Ghost Ships, Murders,
Bird Attacks:
Stories To Keep
You Awake
Ethan Rutherford is the author of The Peripatetic Coffin and Other Stories.
I'd seen the movies before reading the stories — Nicolas Roeg's masterful version of "Don't Look Now" featuring Donald Sutherland and Julie Christie; and Alfred Hitchcock's strangely flat-footed and clunky version of "The Birds" — so I thought I knew what to expect from Daphne du Maurier's fiction. I was, in fact, a little bored by the prospect of reading these stories, since I'd already seen the movies, but one day a friend insisted, loaned me her copy of Don't Look Now and just said: Trust me. I sat down while it was still light out, didn't move from the chair until dark and have had a hard time sleeping ever since.
What I love and admire about the stories collected here — and all of them are great, but I will confess to loving "Don't Look Now" and "The Birds," the two stories that open the collection, more than the rest — is that they are eventful, by which I mean: Things happen. I had been on a streak of reading collections packed with stories that hinged on small misunderstandings, or featured passive characters typing emails to one another and being sad about their inability to express themselves. There is nothing wrong with stories like this, at their best you could say this sort of story is Chekhov 2.0, but at the time I was frustrated with my own writing. In my stories, nothing much seemed to happen; I was lucky if my character was able to, say, move a couch into his bedroom. It was depressing for everyone.
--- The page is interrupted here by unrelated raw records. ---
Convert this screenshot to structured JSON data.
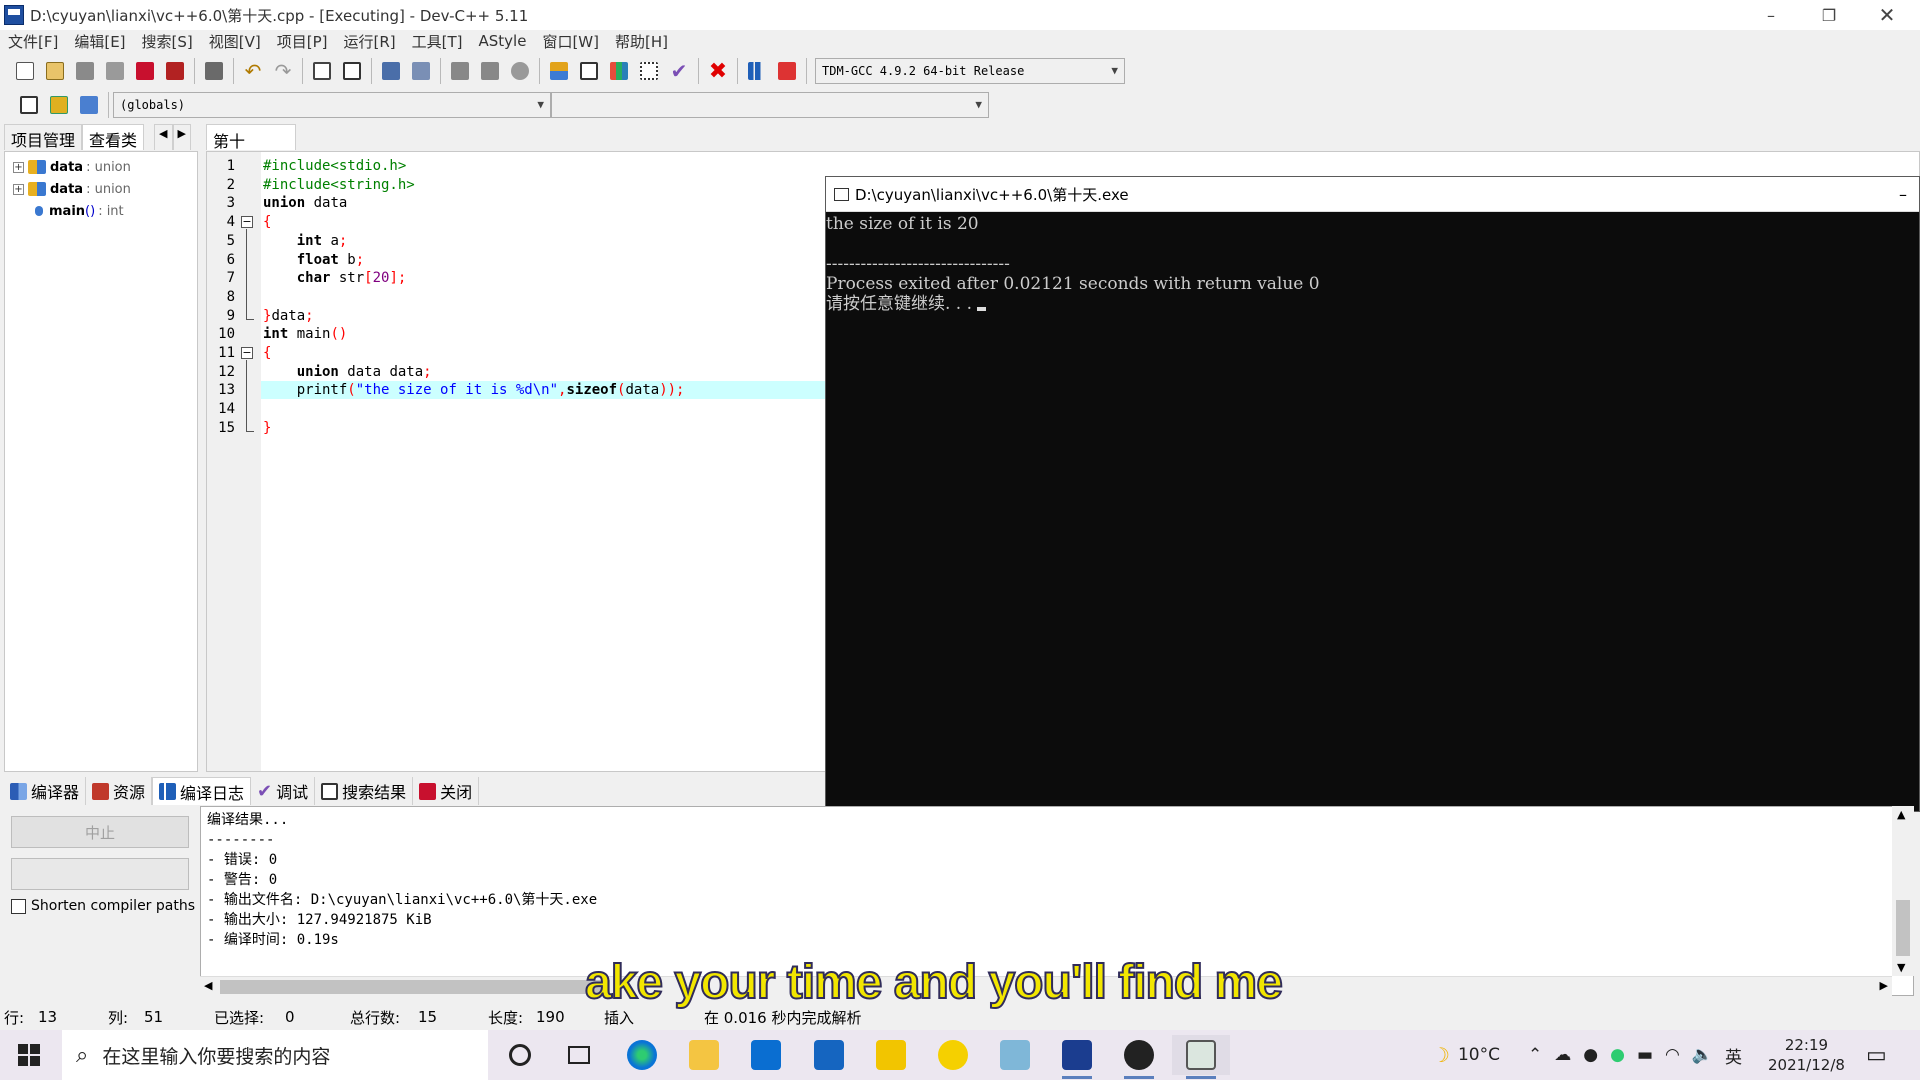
{
  "window": {
    "title": "D:\\cyuyan\\lianxi\\vc++6.0\\第十天.cpp - [Executing] - Dev-C++ 5.11"
  },
  "menu": [
    "文件[F]",
    "编辑[E]",
    "搜索[S]",
    "视图[V]",
    "项目[P]",
    "运行[R]",
    "工具[T]",
    "AStyle",
    "窗口[W]",
    "帮助[H]"
  ],
  "toolbar": {
    "compiler_select": "TDM-GCC 4.9.2 64-bit Release",
    "scope_select": "(globals)",
    "function_select": ""
  },
  "left_tabs": [
    "项目管理",
    "查看类"
  ],
  "class_tree": [
    {
      "name": "data",
      "type": ": union"
    },
    {
      "name": "data",
      "type": ": union"
    },
    {
      "name": "main",
      "args": "()",
      "type": ": int"
    }
  ],
  "editor": {
    "tab": "第十天.cpp",
    "lines": [
      {
        "n": "1",
        "html": "<span class='pp'>#include&lt;stdio.h&gt;</span>"
      },
      {
        "n": "2",
        "html": "<span class='pp'>#include&lt;string.h&gt;</span>"
      },
      {
        "n": "3",
        "html": "<span class='kw'>union</span> data"
      },
      {
        "n": "4",
        "html": "<span class='sym'>{</span>"
      },
      {
        "n": "5",
        "html": "    <span class='kw'>int</span> a<span class='sym'>;</span>"
      },
      {
        "n": "6",
        "html": "    <span class='kw'>float</span> b<span class='sym'>;</span>"
      },
      {
        "n": "7",
        "html": "    <span class='kw'>char</span> str<span class='sym'>[</span><span class='num'>20</span><span class='sym'>];</span>"
      },
      {
        "n": "8",
        "html": ""
      },
      {
        "n": "9",
        "html": "<span class='sym'>}</span>data<span class='sym'>;</span>"
      },
      {
        "n": "10",
        "html": "<span class='kw'>int</span> main<span class='sym'>()</span>"
      },
      {
        "n": "11",
        "html": "<span class='sym'>{</span>"
      },
      {
        "n": "12",
        "html": "    <span class='kw'>union</span> data data<span class='sym'>;</span>"
      },
      {
        "n": "13",
        "html": "    printf<span class='sym'>(</span><span class='str'>\"the size of it is %d\\n\"</span><span class='sym'>,</span><span class='kw'>sizeof</span><span class='sym'>(</span>data<span class='sym'>));</span>"
      },
      {
        "n": "14",
        "html": ""
      },
      {
        "n": "15",
        "html": "<span class='sym'>}</span>"
      }
    ]
  },
  "console": {
    "title": "D:\\cyuyan\\lianxi\\vc++6.0\\第十天.exe",
    "lines": [
      "the size of it is 20",
      "",
      "--------------------------------",
      "Process exited after 0.02121 seconds with return value 0",
      "请按任意键继续. . . "
    ]
  },
  "bottom_tabs": [
    "编译器",
    "资源",
    "编译日志",
    "调试",
    "搜索结果",
    "关闭"
  ],
  "bottom_panel": {
    "abort_button": "中止",
    "shorten_label": "Shorten compiler paths",
    "log": [
      "编译结果...",
      "--------",
      "- 错误: 0",
      "- 警告: 0",
      "- 输出文件名: D:\\cyuyan\\lianxi\\vc++6.0\\第十天.exe",
      "- 输出大小: 127.94921875 KiB",
      "- 编译时间: 0.19s"
    ]
  },
  "status": {
    "row_label": "行:",
    "row": "13",
    "col_label": "列:",
    "col": "51",
    "sel_label": "已选择:",
    "sel": "0",
    "lines_label": "总行数:",
    "lines": "15",
    "len_label": "长度:",
    "len": "190",
    "mode": "插入",
    "parse": "在 0.016 秒内完成解析"
  },
  "subtitle": "ake your time and you'll find me",
  "taskbar": {
    "search_placeholder": "在这里输入你要搜索的内容",
    "temp": "10°C",
    "ime": "英",
    "time": "22:19",
    "date": "2021/12/8"
  },
  "colors": {
    "accent_blue": "#0078d7",
    "line_highlight": "#ccffff",
    "console_bg": "#0c0c0c"
  }
}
And then: that long day and this book. The stories collected in Don't Look Now feature U-boats and ghost ships; murderers and femme fatales; love on the rocks; episodes of clairvoyance and psychic shock; and, of course, birds attacking humans. "Nothing's been the same since. Nor ever will be," says the narrator of "Kiss Me Again, Stranger" — and that is what you come to these stories for: each features characters who endure the strange and the extreme, and who are forever changed by the events that befall them.
Do some of these stories telegraph their endings? Do a few of them read like genre exercises? Sure, a few of them do. But the first two alone are worth the price of admission. "Don't Look Now" is a strange and intimate masterpiece: a perfect distillation of the confusion and desire that attend grief, which, as the story progresses, adventures forward through the winding streets of Venice with the logic of nightmare. And then there's "The Birds," set on the desolate coast of Cornwall following World War II, which opens with a white cloud of gulls rising and falling in the trough of the seas "like a mighty fleet at anchor, waiting on the tide" — well, you know the story, or think you do. The movie is hammy and corny, but the story — both a precursor to the zombie scenarios so familiar these days and an early herald of the sort of environmental cataclysm we find ourselves on the verge of now — is absolutely terrifying. These stories open the book, and neither, once you turn the first page, lets you go.
All the stories in Don't Look Now are, in their own way, refusals of comfort —they do not end well for the characters — but we, as readers, knew that would be the case going in. This is du Maurier, after all. The pleasure in reading this book lies in being plunged into situations that are so fraught with tension that you begin to look for a release, which, when it does come, is never from the anticipated direction. They are strange stories; they are surprising. "Are you in distress?" comes the hail from a ghost ship in "Escort." The answer, as a reader, is surely: yes. But would you have it any other way?